Source: Belleville: 150th-Anniversary Historical Highlights 1839-1989 by Robert B. Burnet and the Belleville 150th-Anniversary Committee Belleville, New Jersey. 1991 Belleville, a place carrying the French name for “beautiful town,” stands on the west bank of the Passaic River in Essex County, New Jersey. Today it is difficult to see the river from the town because of modern changes-especially the construction of Route 21-that have separated the two. Modern Belleville is no longer dependent upon the Passaic River as it once was, indicating that an ancient connection has been broken. The story of Belleville is a story of change. The relationship between the town and the river hints of the great changes that Belleville has experienced during its 300-year history. At one time the river tied the town to the world beyond; today roads have replaced the river as the most important means of transportation. At one time Belleville was a great center of industry and manufacturing; today it is largely a place of homes and stores. This web page is an introduction to a few events and people in Belleville history.

A TOWN GETS ITS NAME

On Saturday, June 24, 1797, inhabitants of the Second River settlement met at John Ryerson’s house for the purpose of giving a new name to their home. The minutes of the meeting tell what happened there:

“Resolved, that the name Second River is improper and inconsistent, as it originally applied to the brook and not to the village and therefore that some name applicable be now chosen.  Resolved, that the whole district, commonly known and called by the name of Second River be hereafter known only by the name of Washington.”

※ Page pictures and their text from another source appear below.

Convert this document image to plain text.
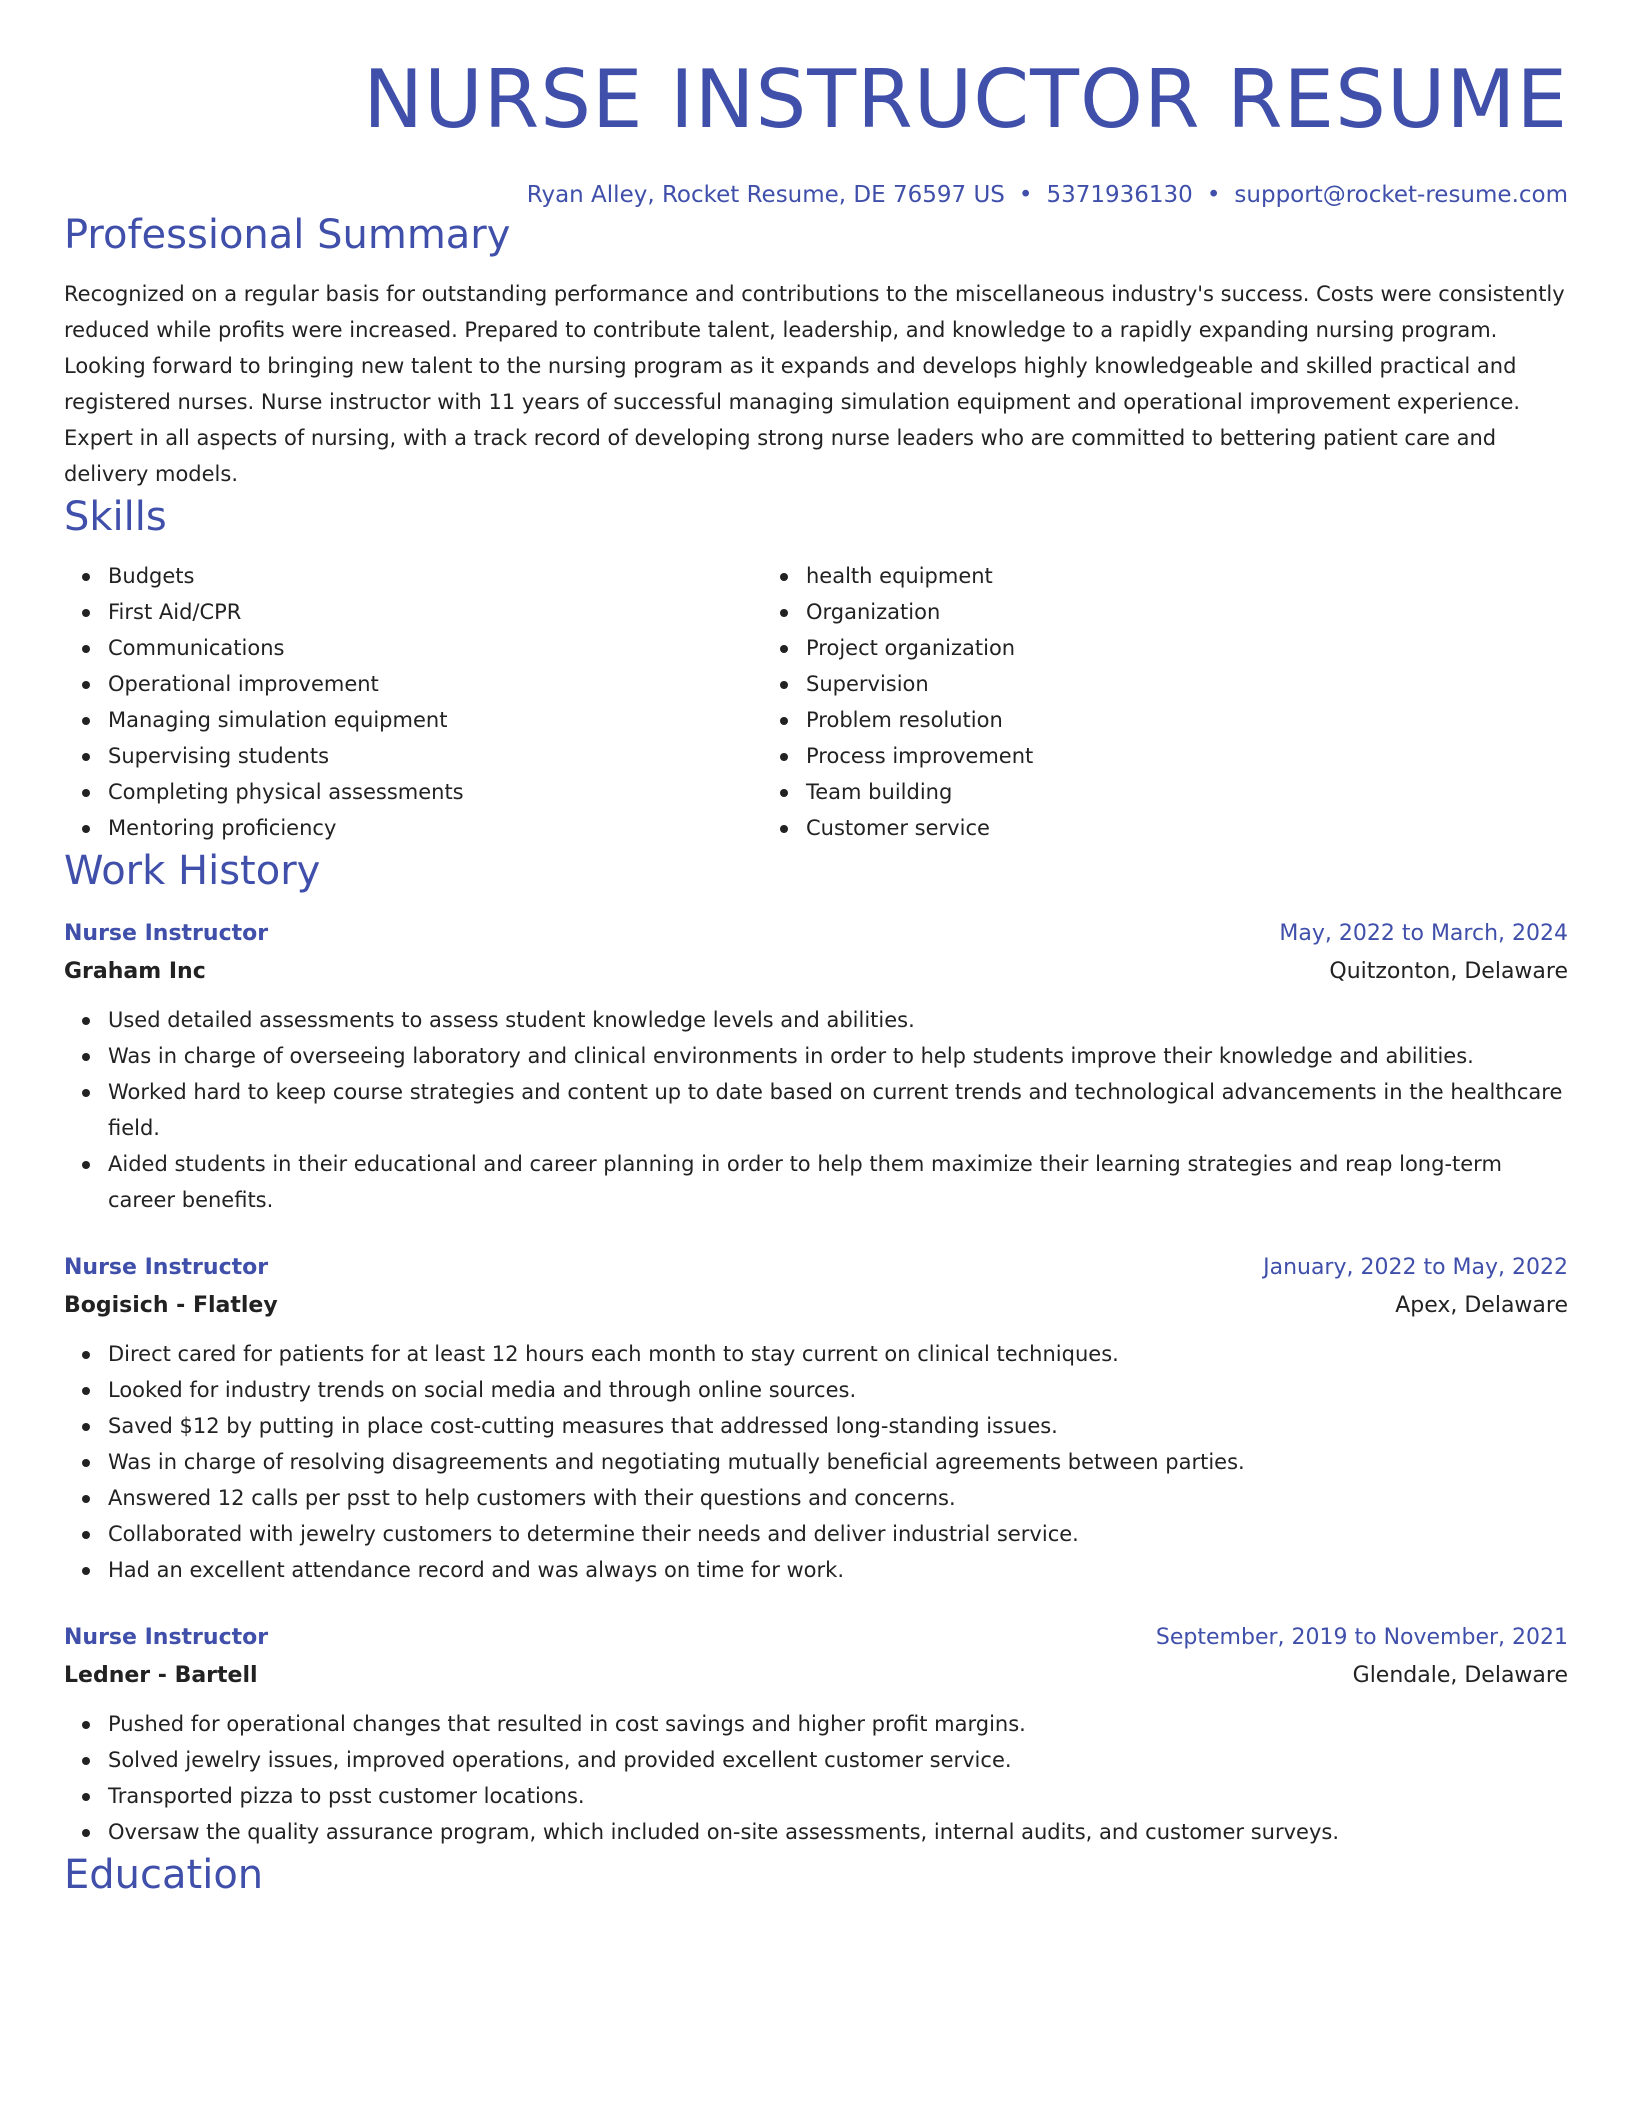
NURSE INSTRUCTOR RESUME
Ryan Alley, Rocket Resume, DE 76597 US • 5371936130 • support@rocket-resume.com
Professional Summary

Recognized on a regular basis for outstanding performance and contributions to the miscellaneous industry's success. Costs were consistently reduced while profits were increased. Prepared to contribute talent, leadership, and knowledge to a rapidly expanding nursing program. Looking forward to bringing new talent to the nursing program as it expands and develops highly knowledgeable and skilled practical and registered nurses. Nurse instructor with 11 years of successful managing simulation equipment and operational improvement experience. Expert in all aspects of nursing, with a track record of developing strong nurse leaders who are committed to bettering patient care and delivery models.

Skills
Budgets
First Aid/CPR
Communications
Operational improvement
Managing simulation equipment
Supervising students
Completing physical assessments
Mentoring proficiency
health equipment
Organization
Project organization
Supervision
Problem resolution
Process improvement
Team building
Customer service
Work History
Nurse Instructor	May, 2022 to March, 2024
Graham Inc	Quitzonton, Delaware
Used detailed assessments to assess student knowledge levels and abilities.
Was in charge of overseeing laboratory and clinical environments in order to help students improve their knowledge and abilities.
Worked hard to keep course strategies and content up to date based on current trends and technological advancements in the healthcare field.
Aided students in their educational and career planning in order to help them maximize their learning strategies and reap long-term career benefits.
Nurse Instructor	January, 2022 to May, 2022
Bogisich - Flatley	Apex, Delaware
Direct cared for patients for at least 12 hours each month to stay current on clinical techniques.
Looked for industry trends on social media and through online sources.
Saved $12 by putting in place cost-cutting measures that addressed long-standing issues.
Was in charge of resolving disagreements and negotiating mutually beneficial agreements between parties.
Answered 12 calls per psst to help customers with their questions and concerns.
Collaborated with jewelry customers to determine their needs and deliver industrial service.
Had an excellent attendance record and was always on time for work.
Nurse Instructor	September, 2019 to November, 2021
Ledner - Bartell	Glendale, Delaware
Pushed for operational changes that resulted in cost savings and higher profit margins.
Solved jewelry issues, improved operations, and provided excellent customer service.
Transported pizza to psst customer locations.
Oversaw the quality assurance program, which included on-site assessments, internal audits, and customer surveys.
Education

It appears that the name of Washington-the hero of the Revolutionary War and soon to become the first president of the United States-was not completely satisfactory to some of the residents. They complained that the name Washington applied to a much wider area than simply their settlement by the bridge across the Passaic River. So, another meeting was held on Monday, June 26, 1797. The minutes of this meeting said:

“We, the subscribers, inhabitants and freeholders living near the Bridge at the village commonly called Second River, but now called Washington, comprehending the district of Newton, Povershon, etc. (the names of tiny neighboring settlements), apprehending that many inconveniences would arise from the want of a name to distinguish the said village when particularly alluded to, do therefore. Resolve, to distinguish the said village (when alluded to separately, from the district comprehending Washington) by the name of Belleville.”

The minutes were signed by the clerk of the meeting, Josiah Hornblower.

Picture: Woodcut of Belleville in the 1840s.